Looie was a good old boy who wrote an interesting story, and I don't begrudge him his readership any more tahn I begrudge fast good joints their customers who may not even know what a five star restaurant is, or care, but let's not take that historian" business too seriously.
Rating:  Summary: ONE OF L'AMOUR'S BEST Review: I have read all of L'Amour's books, and this is one of the first ones I read (at the same age Hardy is in the book - 7). Before anyone jumps to the conclusion that I only read Westerns - I'm a voracious reader and if it's good literature, I'll read it! I would recommend this book to an adult or to a child. The action may not be as fast-paced as some of the other Louis L'Amour books, but the attention to detail and the explanation of the survival decisions that the children make are excellent. It was definitely a fun read. I'd recommend it for any child who likes the outdoors or is interested in history -- and also to those who are looking for a good book for a child who may not have found a 'reason' to love reading yet. This book might do it for them!

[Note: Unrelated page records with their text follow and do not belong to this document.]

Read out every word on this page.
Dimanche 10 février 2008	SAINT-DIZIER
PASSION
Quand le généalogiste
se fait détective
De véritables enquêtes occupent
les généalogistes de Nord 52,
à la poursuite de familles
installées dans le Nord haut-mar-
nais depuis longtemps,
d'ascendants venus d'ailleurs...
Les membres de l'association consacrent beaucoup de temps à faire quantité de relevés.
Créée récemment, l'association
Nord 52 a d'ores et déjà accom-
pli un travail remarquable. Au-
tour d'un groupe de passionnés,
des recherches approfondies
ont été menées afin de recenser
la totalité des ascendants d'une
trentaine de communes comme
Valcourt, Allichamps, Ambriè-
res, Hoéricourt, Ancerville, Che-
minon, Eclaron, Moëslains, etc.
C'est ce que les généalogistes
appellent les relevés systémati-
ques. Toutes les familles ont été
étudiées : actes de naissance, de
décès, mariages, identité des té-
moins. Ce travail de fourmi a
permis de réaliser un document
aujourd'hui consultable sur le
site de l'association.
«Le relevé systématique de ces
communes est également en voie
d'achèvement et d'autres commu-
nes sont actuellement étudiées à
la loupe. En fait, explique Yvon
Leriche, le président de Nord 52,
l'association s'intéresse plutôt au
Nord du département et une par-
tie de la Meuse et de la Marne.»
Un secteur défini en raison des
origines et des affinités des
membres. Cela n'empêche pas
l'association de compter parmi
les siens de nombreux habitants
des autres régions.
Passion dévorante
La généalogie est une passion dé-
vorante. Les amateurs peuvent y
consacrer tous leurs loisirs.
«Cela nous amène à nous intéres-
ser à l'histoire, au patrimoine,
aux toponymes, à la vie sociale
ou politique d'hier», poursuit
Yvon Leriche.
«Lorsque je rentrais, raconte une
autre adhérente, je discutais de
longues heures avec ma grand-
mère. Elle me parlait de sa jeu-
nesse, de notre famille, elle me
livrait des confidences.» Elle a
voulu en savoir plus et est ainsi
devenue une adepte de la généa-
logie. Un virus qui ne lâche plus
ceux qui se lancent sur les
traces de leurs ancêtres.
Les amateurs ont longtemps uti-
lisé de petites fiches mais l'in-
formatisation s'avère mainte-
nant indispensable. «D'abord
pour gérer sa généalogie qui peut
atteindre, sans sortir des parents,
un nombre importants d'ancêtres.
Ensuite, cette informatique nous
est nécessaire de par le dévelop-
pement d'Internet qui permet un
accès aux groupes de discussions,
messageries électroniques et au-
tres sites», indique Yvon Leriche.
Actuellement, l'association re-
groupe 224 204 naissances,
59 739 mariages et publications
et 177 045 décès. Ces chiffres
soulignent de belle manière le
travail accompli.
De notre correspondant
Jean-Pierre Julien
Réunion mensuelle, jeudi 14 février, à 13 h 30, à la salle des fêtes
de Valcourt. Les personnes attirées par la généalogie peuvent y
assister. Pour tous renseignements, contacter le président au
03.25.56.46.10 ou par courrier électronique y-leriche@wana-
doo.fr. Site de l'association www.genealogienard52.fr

Rating:  Summary: Golden Spur! Review: L'amour gets his spur with this short novel. Seven year old ,aptly named, Hardy survives a Wagon train massacre along with a three year old girl Betty Sue. He has to keep both of them alive as they undertake a long prairie journey to find his father. Descriptive and fast paced this story is told from several different perspectives, Hardy's, The Indian trailing them to steal their horse, the worried father out looking for his son, and a couple of bad men the kids unfortunately run across. We even get a Grizzly bear's perspective for a few lines. I wondered what the title "Down the Long Hills" could mean since they travel over prairie. Well it turns out that the prairie out west is really in a slow gradient and not perfectly flat thus the "long hills" of the title. "Down the Long Hills" won best Western novel of the year in 1968 and was awarded the Golden Spur.